I have set up an automation through github/jenkins to post the output of terraform plan for the repo through jenkins as a comment to the pull request in github. The entire orchestration works great except for the fact that the output of terraform plan is not that human readable and doesn't provide you in this kind of automation a way as it looks when you run it in a terminal. I used several ways like using terraform show for the plan file, then grabbing that to a custom file and posting that as a comment in GitHub PR. In every case the output contains some binary characters.

i even used the terraform-plan-parser https://github.com/lifeomic/terraform-plan-parser but that doesn't work for terraform 0.12 and relates to the below issue :- https://github.com/lifeomic/terraform-plan-parser/issues/31

What's the best way to retrieve the output of any terraform plan in automation so that it can be referenced however that needs to be to inspect before the apply is done.

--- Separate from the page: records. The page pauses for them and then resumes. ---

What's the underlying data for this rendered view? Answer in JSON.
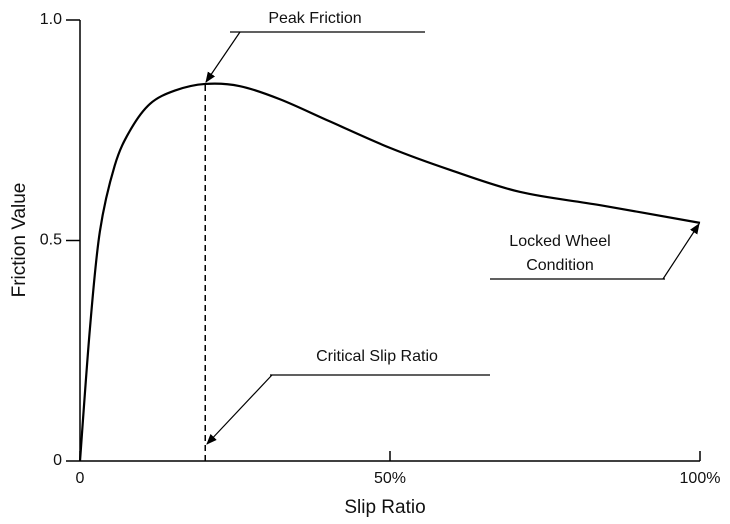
{
  "chart_data": {
    "type": "line",
    "x_label": "Slip Ratio",
    "y_label": "Friction Value",
    "x": [
      0,
      1.6,
      3.2,
      5.6,
      8.1,
      11.3,
      15.3,
      20.2,
      25.8,
      32.3,
      40.3,
      50,
      59.7,
      71,
      83.9,
      100
    ],
    "values": [
      0,
      0.3,
      0.52,
      0.67,
      0.75,
      0.81,
      0.84,
      0.855,
      0.85,
      0.82,
      0.77,
      0.71,
      0.66,
      0.61,
      0.58,
      0.54
    ],
    "color": "#000000",
    "critical_slip": 20.2,
    "xlim": [
      0,
      100
    ],
    "xticks": [
      0,
      {
        "value": 50,
        "label": "50%"
      },
      {
        "value": 100,
        "label": "100%"
      }
    ],
    "ylim": [
      0,
      1
    ],
    "yticks": [
      0,
      0.5,
      {
        "value": 1,
        "label": "1.0"
      }
    ],
    "annotations": [
      {
        "text": "Peak Friction"
      },
      {
        "text": "Critical Slip Ratio"
      },
      {
        "lines": [
          "Locked Wheel",
          "Condition"
        ]
      }
    ]
  }
}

Looks to me it only works great in a terminal.

Any help or suggestions here will be greatly appreciated as always.

2

2 Answers

9
votes

By default Terraform uses terminal escape sequences to highlight parts of the output with simple formatting such as colors or a bold typeface.

In order to reproduce that result exactly in the context of GitHub would require translating the terminal escape sequences into a form that GitHub is able to render.

Unfortunately GitHub comments are written in GitHub-flavored Markdown, which doesn't support any direct way to create colored text similar to Terraform's plan output at the time when I'm write this. Therefore I know of no easy way to reproduce the text formatting from the Terraform plan output in a GitHub comment.

If you run terraform plan with the -no-color option then it will skip the terminal escape sequences and produce plain-text output that you could include in a preformatted text block in your Markdown comment. However, that output will therefore not include the text formatting you normally see in your terminal.


If you are willing to write some custom formatting code to present the Terraform plan in a different format for your GitHub comments, you can obtain a JSON representation of the plan by saving the plan to disk and then reading it with terraform show:

terraform plan -out=tfplan
terraform show -json tfplan

This will produce a JSON representation of the plan that you could parse in a program of your own design and emit whatever result format you want. This will, however, be considerably more work than just interpreting the terminal escape sequences from Terraform's normal output, because it's a JSON representation of the data that Terraform uses to produce the plan rendering, not of the plan rendering itself.